With this I’m able to reproduce the error:

using Flux

classes = "pos", "neg"
labels = 1:2
emb_dim = 300
hidden_dim = 50
attn_dim = 30

model = Models.Attention(
    Dense(emb_dim, hidden_dim),
    LSTM(hidden_dim, hidden_dim),
    Dense(hidden_dim, attn_dim),
    Dense(hidden_dim, attn_dim),
    rand(attn_dim),
    Dense(hidden_dim, length(labels))
)

opt = ADAM()
loss(xᵢ, yᵢ) = -log(sum(model(xᵢ) .* Flux.onehot(yᵢ, labels)))
ps = params(model)

for (i, (xᵢ, yᵢ)) in enumerate([(rand(300, 55), 1), (rand(300, 176), 2), (rand(300, 13), 1)]) # random data
    Flux.reset!(model)
    gs = gradient(ps) do
        training_loss = loss(xᵢ, yᵢ)
        println(training_loss)
        training_loss
    end
    Flux.update!(opt, ps, gs)
end

The error:

ERROR: DimensionMismatch("cannot broadcast array to have fewer dimensions")
Stacktrace:
 [1] check_broadcast_shape(::Tuple{}, ::Tuple{Base.OneTo{Int64}}) at ./broadcast.jl:507
 [2] check_broadcast_shape(::Tuple{Base.OneTo{Int64}}, ::Tuple{Base.OneTo{Int64},Base.OneTo{Int64}}) at ./broadcast.jl:510
 [3] check_broadcast_axes at ./broadcast.jl:512 [inlined]
 [4] check_broadcast_axes at ./broadcast.jl:516 [inlined]
 [5] instantiate at ./broadcast.jl:259 [inlined]
 [6] materialize!(::Array{Float64,1}, ::Base.Broadcast.Broadcasted{Base.Broadcast.DefaultArrayStyle{2},Nothing,typeof(+),Tuple{Base.Broadcast.Broadcasted{Base.Broadcast.DefaultArrayStyle{1},Nothing,typeof(*),Tuple{Float64,Array{Float64,1}}},Base.Broadcast.Broadcasted{Base.Broadcast.DefaultArrayStyle{2},Nothing,typeof(*),Tuple{Base.Broadcast.Broadcasted{Base.Broadcast.DefaultArrayStyle{0},Nothing,typeof(-),Tuple{Int64,Float64}},LinearAlgebra.Adjoint{Float64,Array{Float64,2}}}}}}) at ./broadcast.jl:823
 [7] apply!(::ADAM, ::Array{Float64,1}, ::LinearAlgebra.Adjoint{Float64,Array{Float64,2}}) at /home/f/user/.julia/packages/Flux/Fj3bt/src/optimise/optimisers.jl:175
 [8] update!(::ADAM, ::Array{Float64,1}, ::LinearAlgebra.Adjoint{Float64,Array{Float64,2}}) at /home/f/user/.julia/packages/Flux/Fj3bt/src/optimise/train.jl:25
 [9] update!(::ADAM, ::Zygote.Params, ::Zygote.Grads) at /home/f/user/.julia/packages/Flux/Fj3bt/src/optimise/train.jl:31
 [10] top-level scope at REPL[47]:8

This seems to be related to https://github.com/FluxML/Flux.jl/issues/1087

Hipshot as I’m on the phone: Try removing that transpose of attn.v and initialize it as rand(1, attn_dim).

1 Like

That seems to be the solution, thanks. Why is the error message so uninformative? I’d never guess that that’s the problem.
How do I transpose then if I have to? collect(v')? reshape?

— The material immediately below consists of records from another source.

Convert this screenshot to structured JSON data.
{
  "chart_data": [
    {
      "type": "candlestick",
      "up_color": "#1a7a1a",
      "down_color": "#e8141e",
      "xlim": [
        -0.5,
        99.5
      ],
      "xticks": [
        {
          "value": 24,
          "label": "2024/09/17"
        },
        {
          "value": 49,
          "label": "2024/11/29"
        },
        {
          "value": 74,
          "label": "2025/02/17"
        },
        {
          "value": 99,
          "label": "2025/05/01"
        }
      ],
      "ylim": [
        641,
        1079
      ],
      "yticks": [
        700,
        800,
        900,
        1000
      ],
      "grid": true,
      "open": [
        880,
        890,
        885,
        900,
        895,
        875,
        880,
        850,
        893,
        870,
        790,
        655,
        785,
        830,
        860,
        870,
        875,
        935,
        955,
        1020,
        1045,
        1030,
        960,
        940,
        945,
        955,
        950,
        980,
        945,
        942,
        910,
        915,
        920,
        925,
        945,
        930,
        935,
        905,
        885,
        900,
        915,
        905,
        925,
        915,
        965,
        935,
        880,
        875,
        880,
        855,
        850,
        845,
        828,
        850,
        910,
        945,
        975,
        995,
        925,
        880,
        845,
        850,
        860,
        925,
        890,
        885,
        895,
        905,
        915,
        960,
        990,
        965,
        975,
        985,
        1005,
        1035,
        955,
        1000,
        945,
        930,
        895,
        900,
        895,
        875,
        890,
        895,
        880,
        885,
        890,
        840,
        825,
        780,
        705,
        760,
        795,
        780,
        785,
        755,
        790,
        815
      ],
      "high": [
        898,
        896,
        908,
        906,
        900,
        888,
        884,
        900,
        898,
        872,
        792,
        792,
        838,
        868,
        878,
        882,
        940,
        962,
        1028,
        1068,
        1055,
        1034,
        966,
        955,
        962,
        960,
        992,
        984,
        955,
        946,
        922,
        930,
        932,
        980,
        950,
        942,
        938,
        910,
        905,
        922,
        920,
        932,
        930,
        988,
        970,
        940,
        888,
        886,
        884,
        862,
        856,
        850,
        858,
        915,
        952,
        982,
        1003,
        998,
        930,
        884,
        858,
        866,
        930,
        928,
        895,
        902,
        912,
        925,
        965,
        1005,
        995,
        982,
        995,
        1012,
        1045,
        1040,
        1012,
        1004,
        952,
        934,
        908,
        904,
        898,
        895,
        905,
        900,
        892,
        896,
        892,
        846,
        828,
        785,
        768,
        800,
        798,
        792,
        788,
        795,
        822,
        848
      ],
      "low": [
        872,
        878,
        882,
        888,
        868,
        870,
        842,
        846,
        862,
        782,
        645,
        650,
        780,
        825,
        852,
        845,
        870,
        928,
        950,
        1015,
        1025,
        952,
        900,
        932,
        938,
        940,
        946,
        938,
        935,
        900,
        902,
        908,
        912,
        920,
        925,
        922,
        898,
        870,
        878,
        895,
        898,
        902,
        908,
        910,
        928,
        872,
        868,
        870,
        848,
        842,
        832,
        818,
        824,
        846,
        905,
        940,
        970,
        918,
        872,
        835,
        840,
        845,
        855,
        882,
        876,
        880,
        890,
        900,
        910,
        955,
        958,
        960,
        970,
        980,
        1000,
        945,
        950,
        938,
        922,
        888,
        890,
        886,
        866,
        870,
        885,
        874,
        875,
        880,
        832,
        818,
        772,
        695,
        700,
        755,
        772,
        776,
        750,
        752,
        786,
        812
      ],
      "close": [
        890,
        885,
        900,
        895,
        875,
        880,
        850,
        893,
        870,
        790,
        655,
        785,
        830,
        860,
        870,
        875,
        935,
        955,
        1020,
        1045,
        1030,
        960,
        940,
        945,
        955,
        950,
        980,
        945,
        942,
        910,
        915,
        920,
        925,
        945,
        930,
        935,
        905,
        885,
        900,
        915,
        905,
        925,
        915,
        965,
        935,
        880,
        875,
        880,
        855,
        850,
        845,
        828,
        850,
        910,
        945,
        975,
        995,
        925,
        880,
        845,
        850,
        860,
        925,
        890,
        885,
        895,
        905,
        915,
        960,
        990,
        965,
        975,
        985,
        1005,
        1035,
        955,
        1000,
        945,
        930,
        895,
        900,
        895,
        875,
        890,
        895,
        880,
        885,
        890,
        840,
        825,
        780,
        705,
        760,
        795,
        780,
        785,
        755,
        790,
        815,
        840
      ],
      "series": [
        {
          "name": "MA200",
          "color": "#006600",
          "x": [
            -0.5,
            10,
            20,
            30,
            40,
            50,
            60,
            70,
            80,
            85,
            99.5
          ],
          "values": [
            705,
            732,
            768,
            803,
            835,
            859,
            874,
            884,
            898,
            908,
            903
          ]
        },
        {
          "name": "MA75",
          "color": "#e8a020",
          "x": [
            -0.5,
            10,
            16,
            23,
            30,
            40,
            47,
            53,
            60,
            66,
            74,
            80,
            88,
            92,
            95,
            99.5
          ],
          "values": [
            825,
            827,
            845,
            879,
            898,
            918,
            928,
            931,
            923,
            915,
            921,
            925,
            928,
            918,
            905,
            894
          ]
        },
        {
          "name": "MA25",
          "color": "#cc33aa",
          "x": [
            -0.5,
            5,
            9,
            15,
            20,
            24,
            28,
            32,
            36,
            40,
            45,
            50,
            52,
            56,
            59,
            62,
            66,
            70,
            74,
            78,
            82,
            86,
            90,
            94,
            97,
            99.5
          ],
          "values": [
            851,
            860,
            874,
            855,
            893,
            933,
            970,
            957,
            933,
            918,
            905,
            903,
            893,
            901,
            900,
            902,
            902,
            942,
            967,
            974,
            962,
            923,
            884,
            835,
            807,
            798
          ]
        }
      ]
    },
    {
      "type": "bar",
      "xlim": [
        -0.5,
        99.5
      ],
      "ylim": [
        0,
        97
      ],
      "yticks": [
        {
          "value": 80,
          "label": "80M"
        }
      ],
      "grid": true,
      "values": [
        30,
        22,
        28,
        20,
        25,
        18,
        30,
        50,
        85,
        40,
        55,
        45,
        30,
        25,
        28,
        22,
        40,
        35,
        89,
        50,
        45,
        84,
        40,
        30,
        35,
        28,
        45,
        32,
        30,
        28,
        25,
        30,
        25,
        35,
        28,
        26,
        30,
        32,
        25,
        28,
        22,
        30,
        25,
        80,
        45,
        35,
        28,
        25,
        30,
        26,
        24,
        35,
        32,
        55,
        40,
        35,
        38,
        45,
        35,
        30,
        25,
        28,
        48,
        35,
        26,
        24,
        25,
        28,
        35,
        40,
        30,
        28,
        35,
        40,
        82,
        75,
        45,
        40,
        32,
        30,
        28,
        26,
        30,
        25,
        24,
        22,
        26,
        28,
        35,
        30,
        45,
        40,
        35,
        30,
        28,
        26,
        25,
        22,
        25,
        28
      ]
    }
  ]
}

I would guess that it is uninformative due to being caught at a low level which in turn is an indication that it should work but there is a bug somewhere.

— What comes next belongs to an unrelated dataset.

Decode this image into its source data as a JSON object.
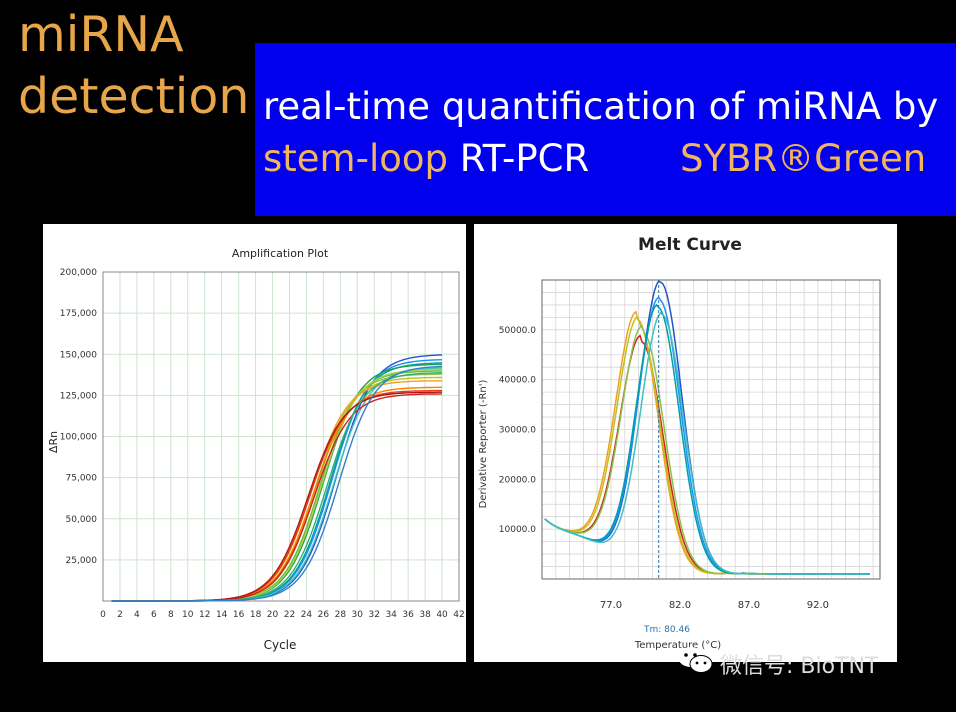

My guess is that line 175 in ADAM does alot of broadcasted operations in one go and somehow the abstraction of LinearAlgebra.Adjoint breaks down in that case.

It might be worthwhile to try to reproduce without Flux and see if an issue should be reported in LinearAlgebra.